So how do you tackle a recording of Mahler's Wunderhorn songs, tales of soldiers, spirits and lovers from German folk-poetry? There's everything here from a brooding military march with a distinctly anti-war message (Der Tamboursg'sell) to the childish, coquettish lightness of Verlor'ne Muh, and chamber orchestra textures that seem to change completely from one song to the next.
The easy bit first: Riccardo Chailly and the Royal Concertgebouw Orchestra, whose pedigree in Mahler needs no rehearsal. Chailly's gone for two fine lieder singers with plenty of operatic experience: soprano Barbara Bonney and baritone Matthias Goerne, and between them they have just the right combination: accuracy and intelligence, with Bonney's silvery lightness and Goerne's dark velvet voice, puckishness and power. Some listeners are going to miss the weight of some of the bigger-voiced opera stars who've recorded these songs, but you sense that for Chailly this isn't the point: these are songs with chamber orchestra, and diction and characterisation are more important than sheer size and weight of sound from the singers.
Mind you, on that score there are a few caveats: Bonney doesn't sound entirely comfortable in Wer hat das Liedlein erdacht, her breathing too audibly stretched by the long phrases. Goerne gets grainy when he has to really turn up the volume lower in the voice, which I find quite enjoyable...others may have more of a problem with it, but there's no denying that his drummer-boy facing the gallows is a powerful portrayal. But these aren't the only voices to consider: Chailly gives Urlicht to mezzo Sara Fulgoni, and Revelge to the late Gosta Winbergh, and these are two of the highlights for me, Winbergh's dramatic tenor a tragic tattoo against the brutality of war.

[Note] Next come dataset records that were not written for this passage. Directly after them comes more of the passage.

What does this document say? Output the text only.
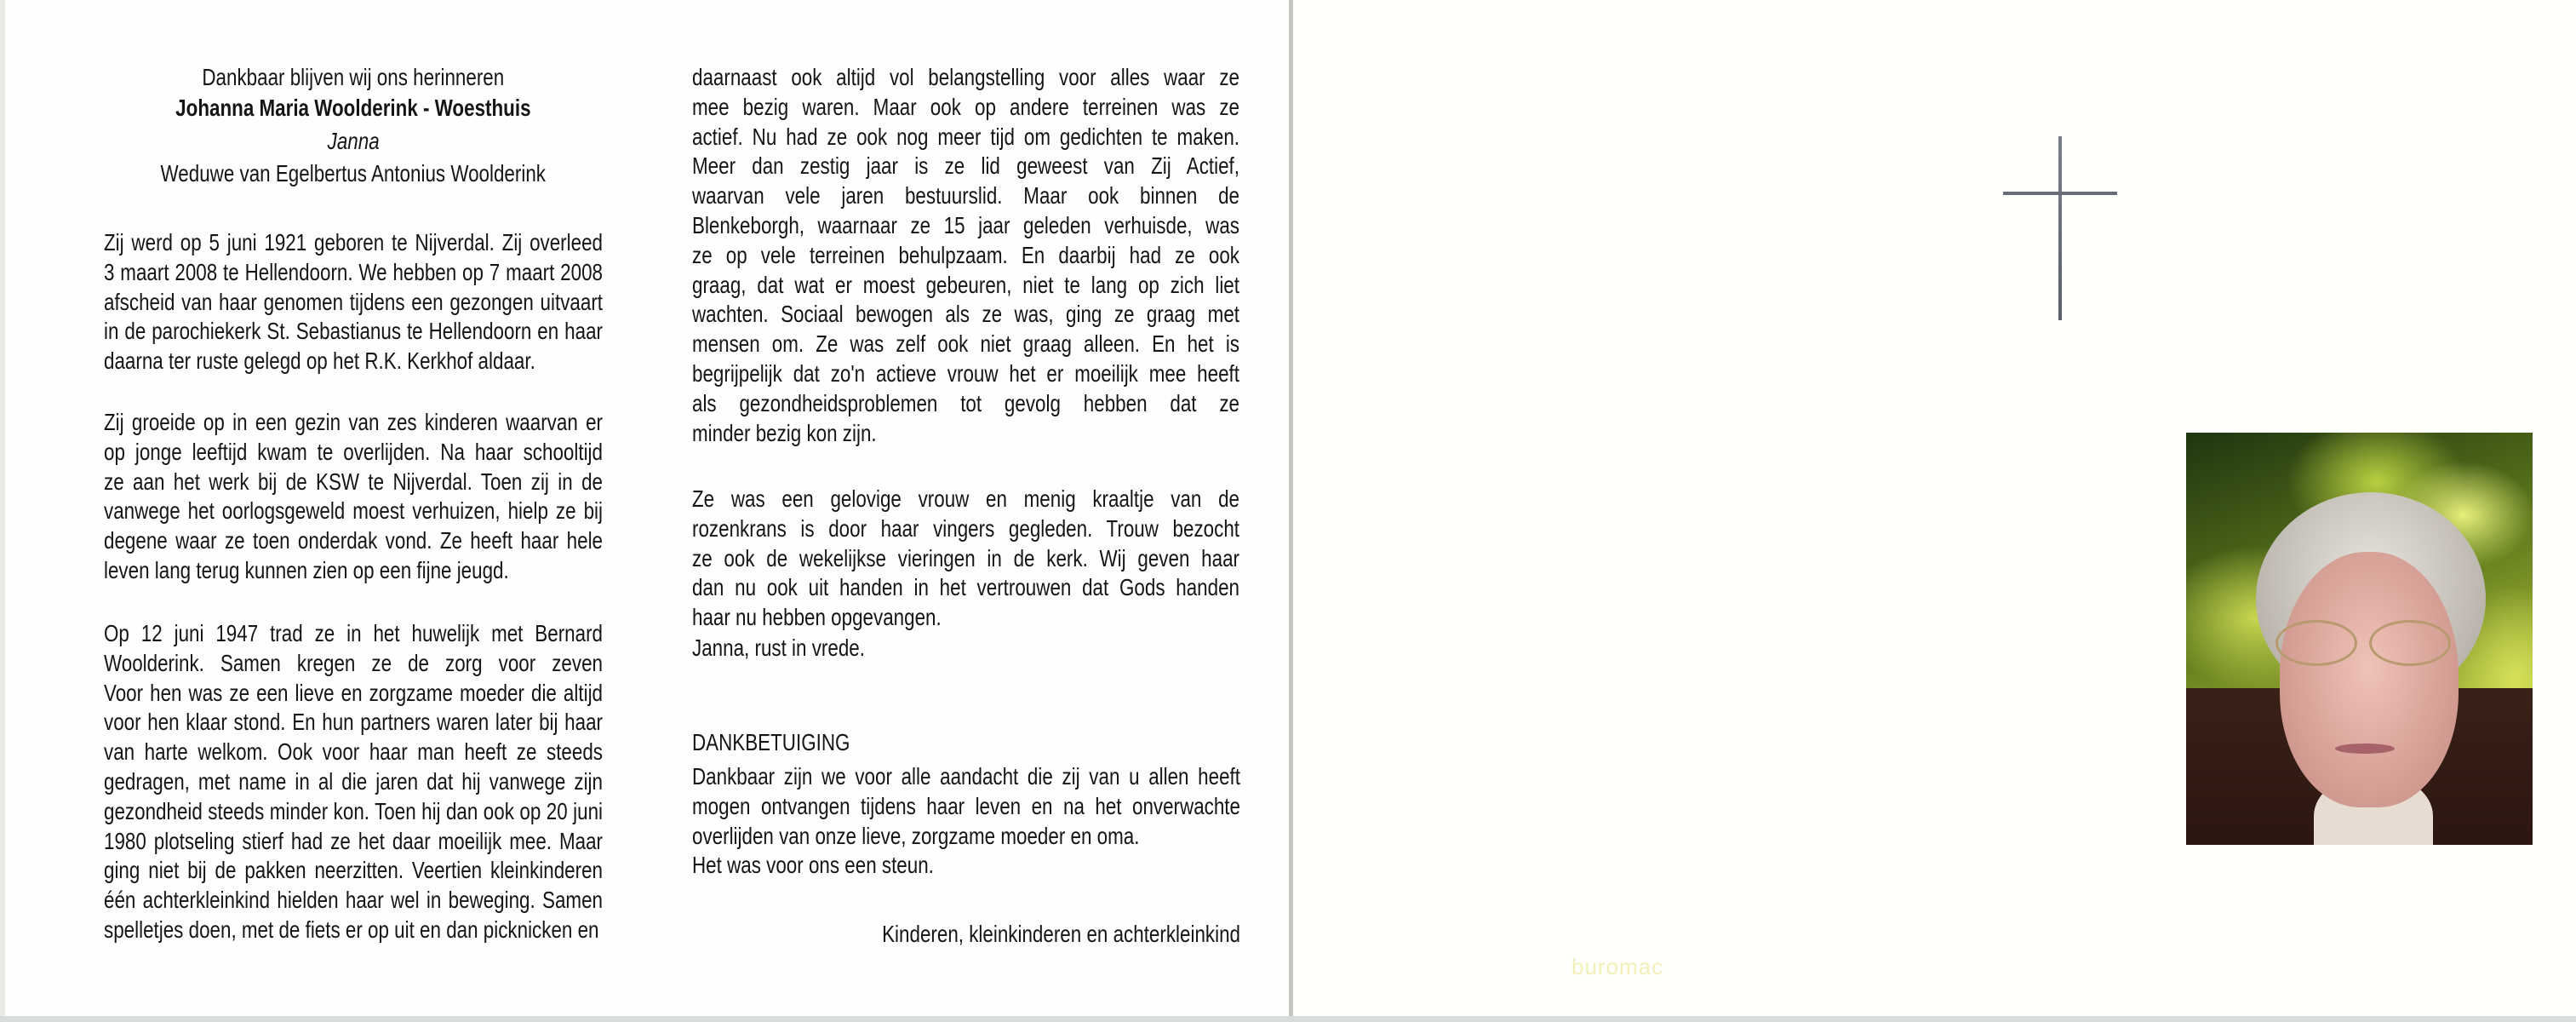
Dankbaar blijven wij ons herinneren
Johanna Maria Woolderink - Woesthuis
Janna
Weduwe van Egelbertus Antonius Woolderink
Zij werd op 5 juni 1921 geboren te Nijverdal. Zij overleed
3 maart 2008 te Hellendoorn. We hebben op 7 maart 2008
afscheid van haar genomen tijdens een gezongen uitvaart
in de parochiekerk St. Sebastianus te Hellendoorn en haar
daarna ter ruste gelegd op het R.K. Kerkhof aldaar.
Zij groeide op in een gezin van zes kinderen waarvan er
op jonge leeftijd kwam te overlijden. Na haar schooltijd
ze aan het werk bij de KSW te Nijverdal. Toen zij in de
vanwege het oorlogsgeweld moest verhuizen, hielp ze bij
degene waar ze toen onderdak vond. Ze heeft haar hele
leven lang terug kunnen zien op een fijne jeugd.
Op 12 juni 1947 trad ze in het huwelijk met Bernard
Woolderink. Samen kregen ze de zorg voor zeven
Voor hen was ze een lieve en zorgzame moeder die altijd
voor hen klaar stond. En hun partners waren later bij haar
van harte welkom. Ook voor haar man heeft ze steeds
gedragen, met name in al die jaren dat hij vanwege zijn
gezondheid steeds minder kon. Toen hij dan ook op 20 juni
1980 plotseling stierf had ze het daar moeilijk mee. Maar
ging niet bij de pakken neerzitten. Veertien kleinkinderen
één achterkleinkind hielden haar wel in beweging. Samen
spelletjes doen, met de fiets er op uit en dan picknicken en
daarnaast ook altijd vol belangstelling voor alles waar ze
mee bezig waren. Maar ook op andere terreinen was ze
actief. Nu had ze ook nog meer tijd om gedichten te maken.
Meer dan zestig jaar is ze lid geweest van Zij Actief,
waarvan vele jaren bestuurslid. Maar ook binnen de
Blenkeborgh, waarnaar ze 15 jaar geleden verhuisde, was
ze op vele terreinen behulpzaam. En daarbij had ze ook
graag, dat wat er moest gebeuren, niet te lang op zich liet
wachten. Sociaal bewogen als ze was, ging ze graag met
mensen om. Ze was zelf ook niet graag alleen. En het is
begrijpelijk dat zo'n actieve vrouw het er moeilijk mee heeft
als gezondheidsproblemen tot gevolg hebben dat ze
minder bezig kon zijn.
Ze was een gelovige vrouw en menig kraaltje van de
rozenkrans is door haar vingers gegleden. Trouw bezocht
ze ook de wekelijkse vieringen in de kerk. Wij geven haar
dan nu ook uit handen in het vertrouwen dat Gods handen
haar nu hebben opgevangen.
Janna, rust in vrede.
DANKBETUIGING
Dankbaar zijn we voor alle aandacht die zij van u allen heeft
mogen ontvangen tijdens haar leven en na het onverwachte
overlijden van onze lieve, zorgzame moeder en oma.
Het was voor ons een steun.
Kinderen, kleinkinderen en achterkleinkind
buromac
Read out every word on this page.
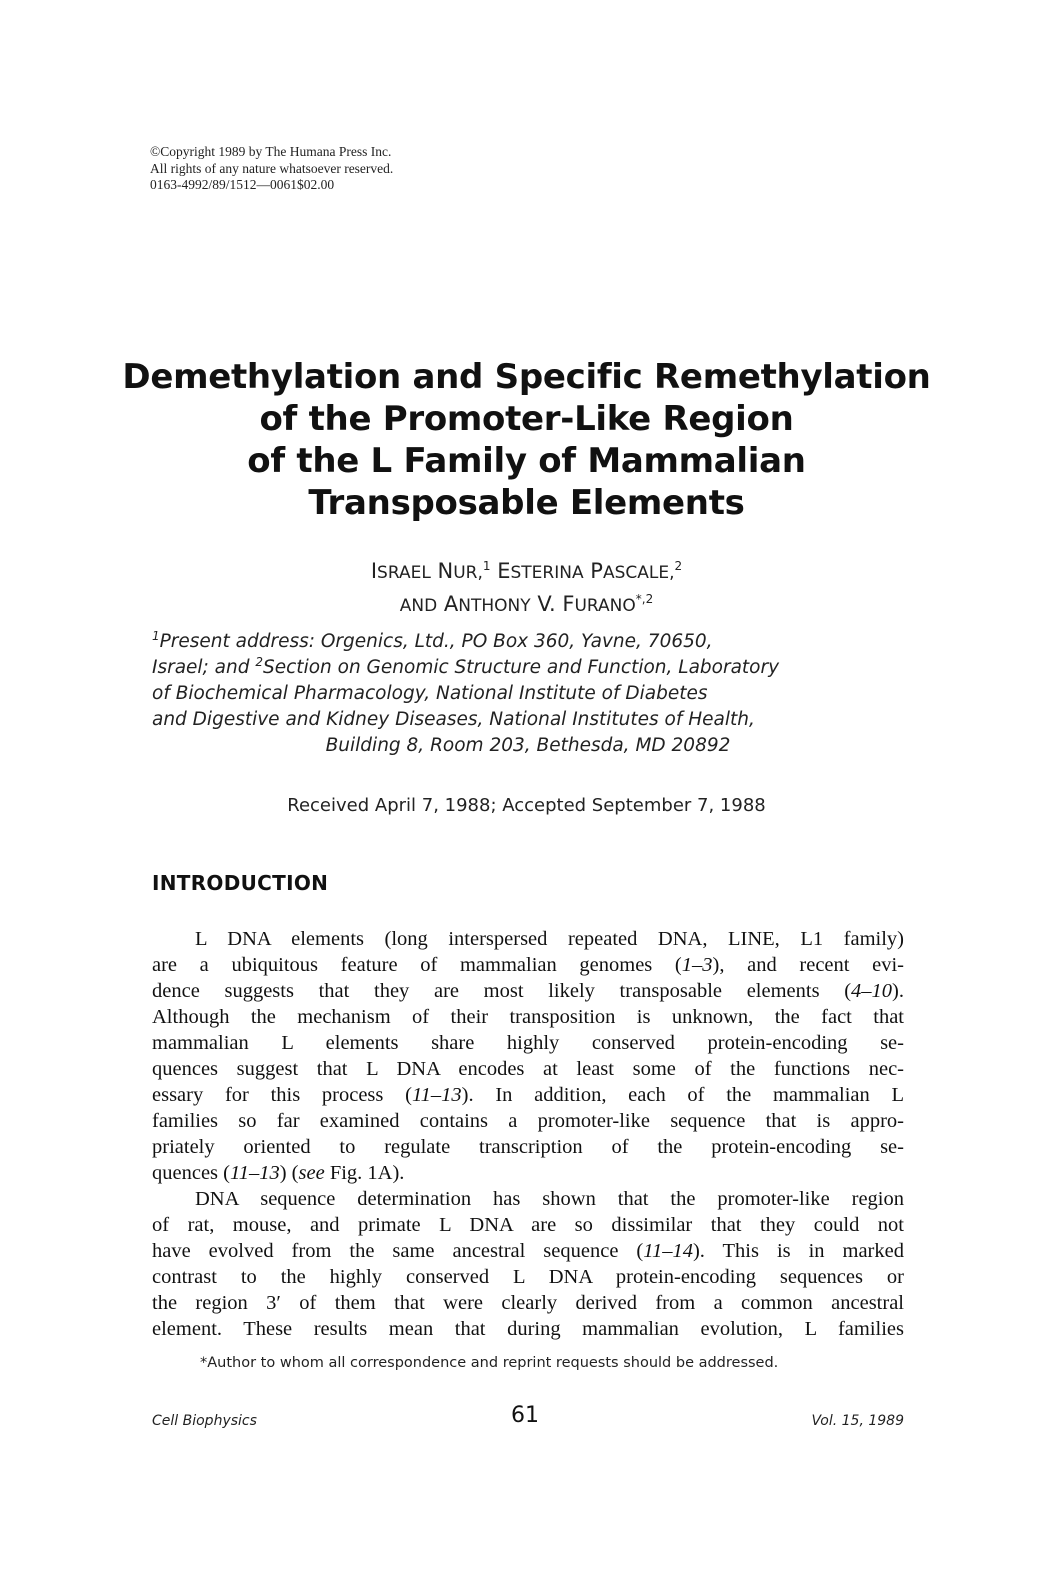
©Copyright 1989 by The Humana Press Inc.
All rights of any nature whatsoever reserved.
0163-4992/89/1512—0061$02.00
Demethylation and Specific Remethylation
of the Promoter-Like Region
of the L Family of Mammalian
Transposable Elements
ISRAEL NUR,$^1$ ESTERINA PASCALE,$^2$
AND ANTHONY V. $FURANO^{*,2}$
$^1$Present address: Orgenics, Ltd., PO Box 360, Yavne, 70650,
Israel; and $^2$Section on Genomic Structure and Function, Laboratory
of Biochemical Pharmacology, National Institute of Diabetes
and Digestive and Kidney Diseases, National Institutes of Health,
Building 8, Room 203, Bethesda, MD 20892
Received April 7, 1988; Accepted September 7, 1988
INTRODUCTION
L DNA elements (long interspersed repeated DNA, LINE, L1 family)
are a ubiquitous feature of mammalian genomes (1–3), and recent evi-
dence suggests that they are most likely transposable elements (4–10).
Although the mechanism of their transposition is unknown, the fact that
mammalian L elements share highly conserved protein-encoding se-
quences suggest that L DNA encodes at least some of the functions nec-
essary for this process (11–13). In addition, each of the mammalian L
families so far examined contains a promoter-like sequence that is appro-
priately oriented to regulate transcription of the protein-encoding se-
quences (11–13) (see Fig. 1A).
DNA sequence determination has shown that the promoter-like region
of rat, mouse, and primate L DNA are so dissimilar that they could not
have evolved from the same ancestral sequence (11–14). This is in marked
contrast to the highly conserved L DNA protein-encoding sequences or
the region 3′ of them that were clearly derived from a common ancestral
element. These results mean that during mammalian evolution, L families
*Author to whom all correspondence and reprint requests should be addressed.
Cell Biophysics	61	Vol. 15, 1989
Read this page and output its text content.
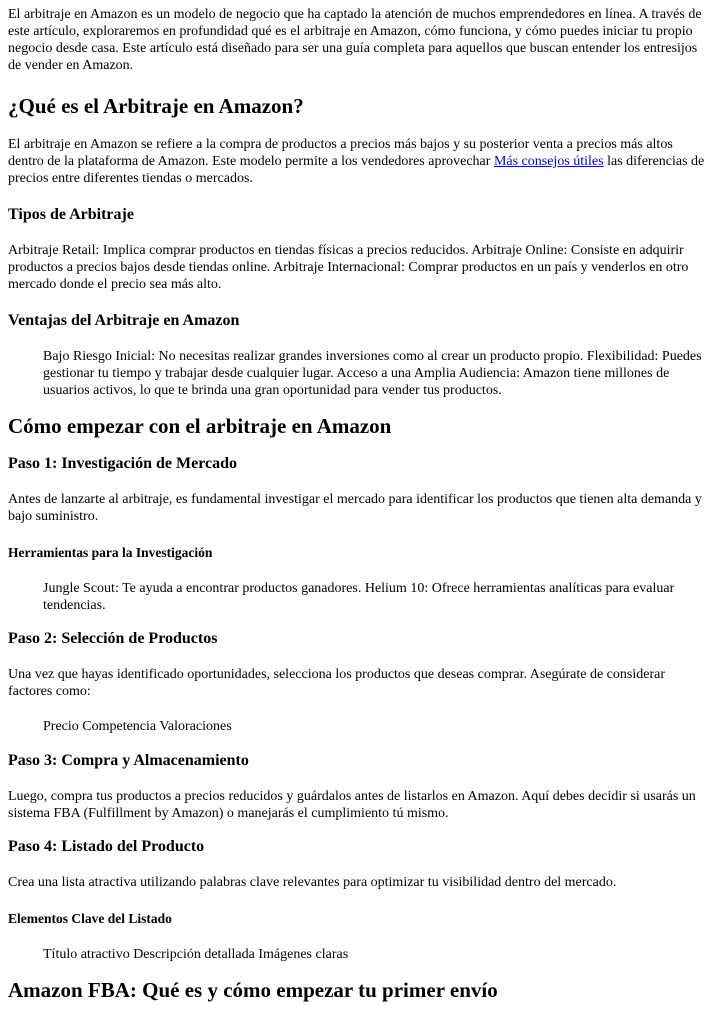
El arbitraje en Amazon es un modelo de negocio que ha captado la atención de muchos emprendedores en línea. A través de este artículo, exploraremos en profundidad qué es el arbitraje en Amazon, cómo funciona, y cómo puedes iniciar tu propio negocio desde casa. Este artículo está diseñado para ser una guía completa para aquellos que buscan entender los entresijos de vender en Amazon.

¿Qué es el Arbitraje en Amazon?

El arbitraje en Amazon se refiere a la compra de productos a precios más bajos y su posterior venta a precios más altos dentro de la plataforma de Amazon. Este modelo permite a los vendedores aprovechar Más consejos útiles las diferencias de precios entre diferentes tiendas o mercados.

Tipos de Arbitraje

Arbitraje Retail: Implica comprar productos en tiendas físicas a precios reducidos. Arbitraje Online: Consiste en adquirir productos a precios bajos desde tiendas online. Arbitraje Internacional: Comprar productos en un país y venderlos en otro mercado donde el precio sea más alto.

Ventajas del Arbitraje en Amazon
Bajo Riesgo Inicial: No necesitas realizar grandes inversiones como al crear un producto propio. Flexibilidad: Puedes gestionar tu tiempo y trabajar desde cualquier lugar. Acceso a una Amplia Audiencia: Amazon tiene millones de usuarios activos, lo que te brinda una gran oportunidad para vender tus productos.
Cómo empezar con el arbitraje en Amazon
Paso 1: Investigación de Mercado

Antes de lanzarte al arbitraje, es fundamental investigar el mercado para identificar los productos que tienen alta demanda y bajo suministro.

Herramientas para la Investigación
Jungle Scout: Te ayuda a encontrar productos ganadores. Helium 10: Ofrece herramientas analíticas para evaluar tendencias.
Paso 2: Selección de Productos

Una vez que hayas identificado oportunidades, selecciona los productos que deseas comprar. Asegúrate de considerar factores como:

Precio Competencia Valoraciones
Paso 3: Compra y Almacenamiento

Luego, compra tus productos a precios reducidos y guárdalos antes de listarlos en Amazon. Aquí debes decidir si usarás un sistema FBA (Fulfillment by Amazon) o manejarás el cumplimiento tú mismo.

Paso 4: Listado del Producto

Crea una lista atractiva utilizando palabras clave relevantes para optimizar tu visibilidad dentro del mercado.

Elementos Clave del Listado
Título atractivo Descripción detallada Imágenes claras
Amazon FBA: Qué es y cómo empezar tu primer envío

So, there are plenty of reasons to like or dislike this disc, depending on your point of view...but the clinching factor for me is Chailly and the Concertgebouw. If you decide there isn't the character you're looking for in the voices, you get it from the players; Chailly seems to have the rhythms of Mahler's music in his blood now, and his tempi and expressive gestures feel utterly natural. The recording has a wonderful sense of air about it, a lovely ambient glow: Decca knows where to put the microphones in this hall, especially for Mahler. This is presumably one of Chailly's last Mahler recordings with the Concertgebouw, and he has every reason to feel quietly proud of it.